Among many great roads on the ride, the best name was without a doubt "Shades of Death Road" near Avella. I swear, that's a real road name. Sadly, all of the signs have been stolen, but you can look it up on Google Maps and see that, yes, that's the actual name. 

Another thing of note on the ride is the absence of the bridge across Raccoon Creek. Going back to 2020 (the picture of the still-intact bridge), I've always loved riding across that old rickety bridge. The combination of the ghost road leading to it, the piles of dirt you had to weave around to enter the bridge, and the apocalyptic nature of the bridge itself made it one of my favorite parts of any ride. I guess it must've been getting unsafe, because the township took it out.

Despite the fact that I sort of already knew the bridge was gone (thanks to Dave J.), I still made Rege hike over downed trees 73 miles into a ride to go look at it. Sorry Rege, haha. Although, as I told Rege, my motto is that it isn't a ride if there isn't hike-a-bike involved. All in all, it was 77 miles and 9,500 feet of climbing.

While the weather turned out to be nice on Saturday, there was no such luck for Sunday. After raining most of the previous evening and night, I woke up Sunday morning to even more rain. Luckily, it was only light rain, but still, I was worried about the trails.

I talked to Jesu and he decided to get a rain check for his Sewickley guided tour, so I reached out to Simon to try and convince him to drive over and ride with me and Zach. Sure enough, after sending Simon a picture of dry dusty dirt under a pine tree in my yard, and assuring him the trails would be good, he agreed to come over and ride.

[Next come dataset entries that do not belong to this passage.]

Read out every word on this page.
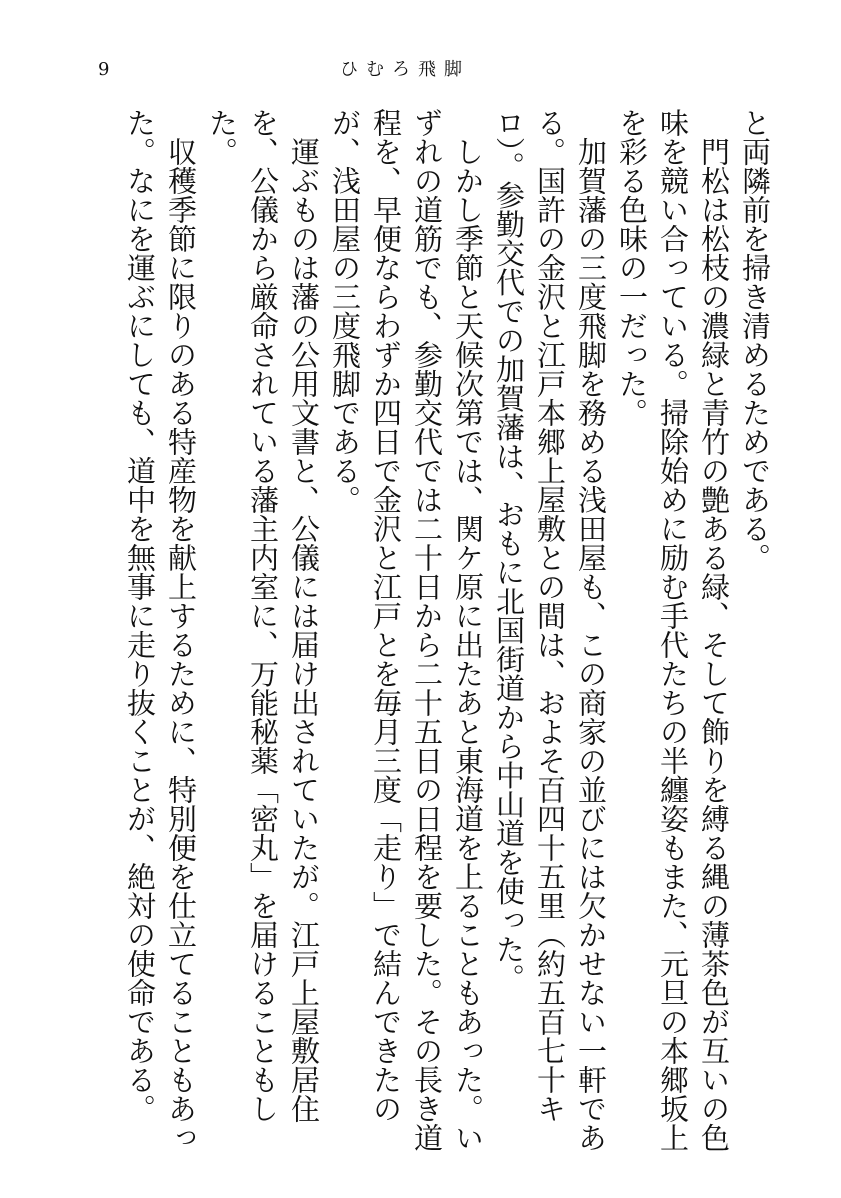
9	ひむろ飛脚

と両隣前を掃き清めるためである。

門松は松枝の濃緑と青竹の艶ある緑、そして飾りを縛る縄の薄茶色が互いの色味を競い合っている。掃除始めに励む手代たちの半纏姿もまた、元旦の本郷坂上を彩る色味の一だった。

加賀藩の三度飛脚を務める浅田屋も、この商家の並びには欠かせない一軒である。国許の金沢と江戸本郷上屋敷との間は、およそ百四十五里（約五百七十キロ）。参勤交代での加賀藩は、おもに北国街道から中山道を使った。

しかし季節と天候次第では、関ケ原に出たあと東海道を上ることもあった。いずれの道筋でも、参勤交代では二十日から二十五日の日程を要した。その長き道程を、早便ならわずか四日で金沢と江戸とを毎月三度「走り」で結んできたのが、浅田屋の三度飛脚である。

運ぶものは藩の公用文書と、公儀には届け出されていたが。江戸上屋敷居住を、公儀から厳命されている藩主内室に、万能秘薬「密丸」を届けることもした。

収穫季節に限りのある特産物を献上するために、特別便を仕立てることもあった。なにを運ぶにしても、道中を無事に走り抜くことが、絶対の使命である。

The rain didn't stop before we left, and actually, it ended up raining for most of the ride. Fortunately, it was only ever light rain, and the temps were such that we were never cold. The trails were muddy at points, but as I had expected, they were mostly just greasy. Don't get me wrong, we got covered in mud and it was wet the whole time, but the amount of actual mud bogs wasn't too bad. We even saw my parents and uncle out riding in the Sewickley Heights Park, so we rode with them to Big Boulder Trail and talked for a bit.

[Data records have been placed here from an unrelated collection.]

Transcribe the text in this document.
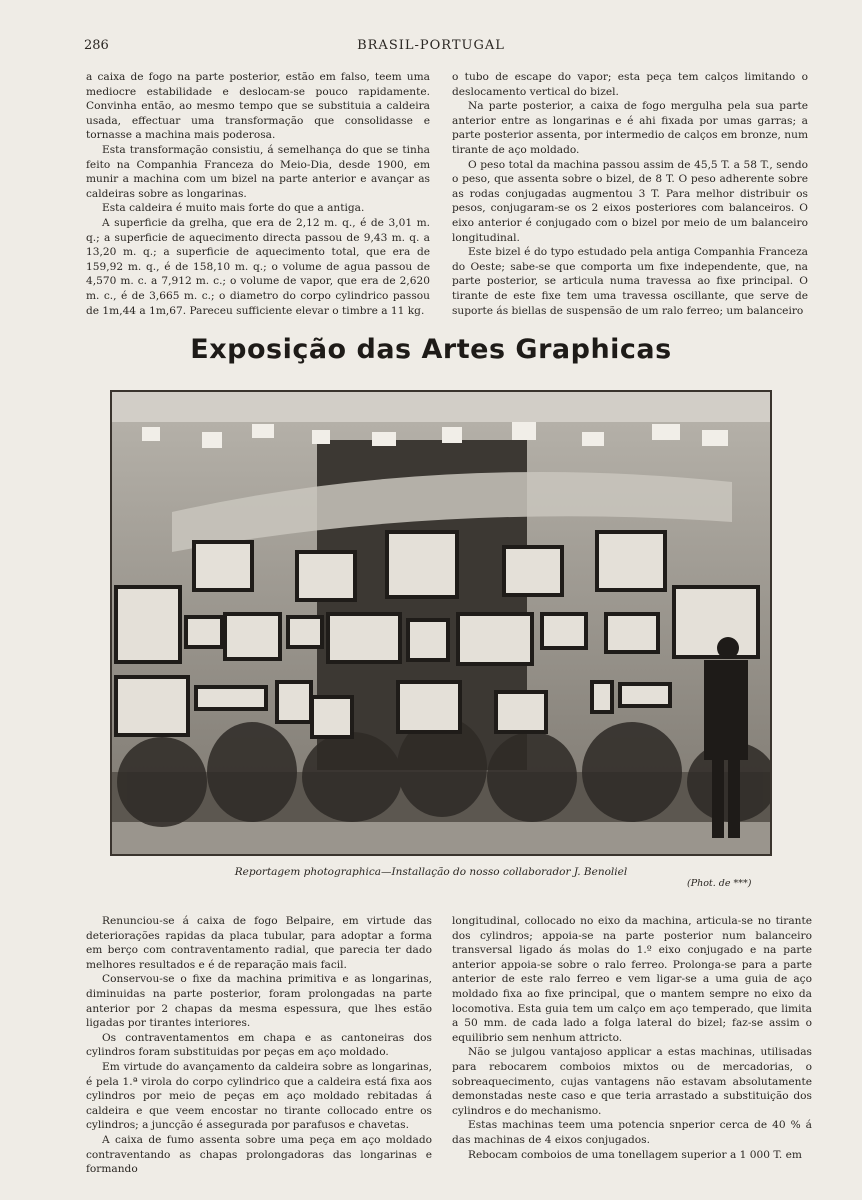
286	BRASIL-PORTUGAL

a caixa de fogo na parte posterior, estão em falso, teem uma mediocre estabilidade e deslocam-se pouco rapidamente. Convinha então, ao mesmo tempo que se substituia a caldeira usada, effectuar uma transformação que consolidasse e tornasse a machina mais poderosa.

Esta transformação consistiu, á semelhança do que se tinha feito na Companhia Franceza do Meio-Dia, desde 1900, em munir a machina com um bizel na parte anterior e avançar as caldeiras sobre as longarinas.

Esta caldeira é muito mais forte do que a antiga.

A superficie da grelha, que era de 2,12 m. q., é de 3,01 m. q.; a superficie de aquecimento directa passou de 9,43 m. q. a 13,20 m. q.; a superficie de aquecimento total, que era de 159,92 m. q., é de 158,10 m. q.; o volume de agua passou de 4,570 m. c. a 7,912 m. c.; o volume de vapor, que era de 2,620 m. c., é de 3,665 m. c.; o diametro do corpo cylindrico passou de 1m,44 a 1m,67. Pareceu sufficiente elevar o timbre a 11 kg.

o tubo de escape do vapor; esta peça tem calços limitando o deslocamento vertical do bizel.

Na parte posterior, a caixa de fogo mergulha pela sua parte anterior entre as longarinas e é ahi fixada por umas garras; a parte posterior assenta, por intermedio de calços em bronze, num tirante de aço moldado.

O peso total da machina passou assim de 45,5 T. a 58 T., sendo o peso, que assenta sobre o bizel, de 8 T. O peso adherente sobre as rodas conjugadas augmentou 3 T. Para melhor distribuir os pesos, conjugaram-se os 2 eixos posteriores com balanceiros. O eixo anterior é conjugado com o bizel por meio de um balanceiro longitudinal.

Este bizel é do typo estudado pela antiga Companhia Franceza do Oeste; sabe-se que comporta um fixe independente, que, na parte posterior, se articula numa travessa ao fixe principal. O tirante de este fixe tem uma travessa oscillante, que serve de suporte ás biellas de suspensão de um ralo ferreo; um balanceiro

Exposição das Artes Graphicas
Reportagem photographica—Installação do nosso collaborador J. Benoliel
(Phot. de ***)

Renunciou-se á caixa de fogo Belpaire, em virtude das deteriorações rapidas da placa tubular, para adoptar a forma em berço com contraventamento radial, que parecia ter dado melhores resultados e é de reparação mais facil.

Conservou-se o fixe da machina primitiva e as longarinas, diminuidas na parte posterior, foram prolongadas na parte anterior por 2 chapas da mesma espessura, que lhes estão ligadas por tirantes interiores.

Os contraventamentos em chapa e as cantoneiras dos cylindros foram substituidas por peças em aço moldado.

Em virtude do avançamento da caldeira sobre as longarinas, é pela 1.ª virola do corpo cylindrico que a caldeira está fixa aos cylindros por meio de peças em aço moldado rebitadas á caldeira e que veem encostar no tirante collocado entre os cylindros; a juncção é assegurada por parafusos e chavetas.

A caixa de fumo assenta sobre uma peça em aço moldado contraventando as chapas prolongadoras das longarinas e formando

longitudinal, collocado no eixo da machina, articula-se no tirante dos cylindros; appoia-se na parte posterior num balanceiro transversal ligado ás molas do 1.º eixo conjugado e na parte anterior appoia-se sobre o ralo ferreo. Prolonga-se para a parte anterior de este ralo ferreo e vem ligar-se a uma guia de aço moldado fixa ao fixe principal, que o mantem sempre no eixo da locomotiva. Esta guia tem um calço em aço temperado, que limita a 50 mm. de cada lado a folga lateral do bizel; faz-se assim o equilibrio sem nenhum attricto.

Não se julgou vantajoso applicar a estas machinas, utilisadas para rebocarem comboios mixtos ou de mercadorias, o sobreaquecimento, cujas vantagens não estavam absolutamente demonstadas neste caso e que teria arrastado a substituição dos cylindros e do mechanismo.

Estas machinas teem uma potencia snperior cerca de 40 % á das machinas de 4 eixos conjugados.

Rebocam comboios de uma tonellagem superior a 1 000 T. em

We ended up with almost 3 1/2 hours of riding (moving time, that is) and 33 miles of mostly singletrack. It was great, and despite the mud, I think Simon was glad he came.

Alright, now for the part everyone has been waiting for: the gallery of Simon. Take a look at him doling out the punishment to a couple of elderly women. Never mind that these are masterful photoshops; damnit, I want to believe. I mean, come on, if Simon can be the 2023 NUE singlespeed marathon series champion, surely he can outdrink a couple of grandma's, right?


Some of these are so well-photoshopped that it makes you wonder... maybe Simon did have a phase as a crazy cat person, or maybe he did have a few wild and crazy nights with some octogenarians.

But in all non-serious seriousness, these are just too darn good not to share. Remember kids, with enough hard work and dedication, and photoshop skills, you too can go from throwing them back with grandma to winning national bike race series.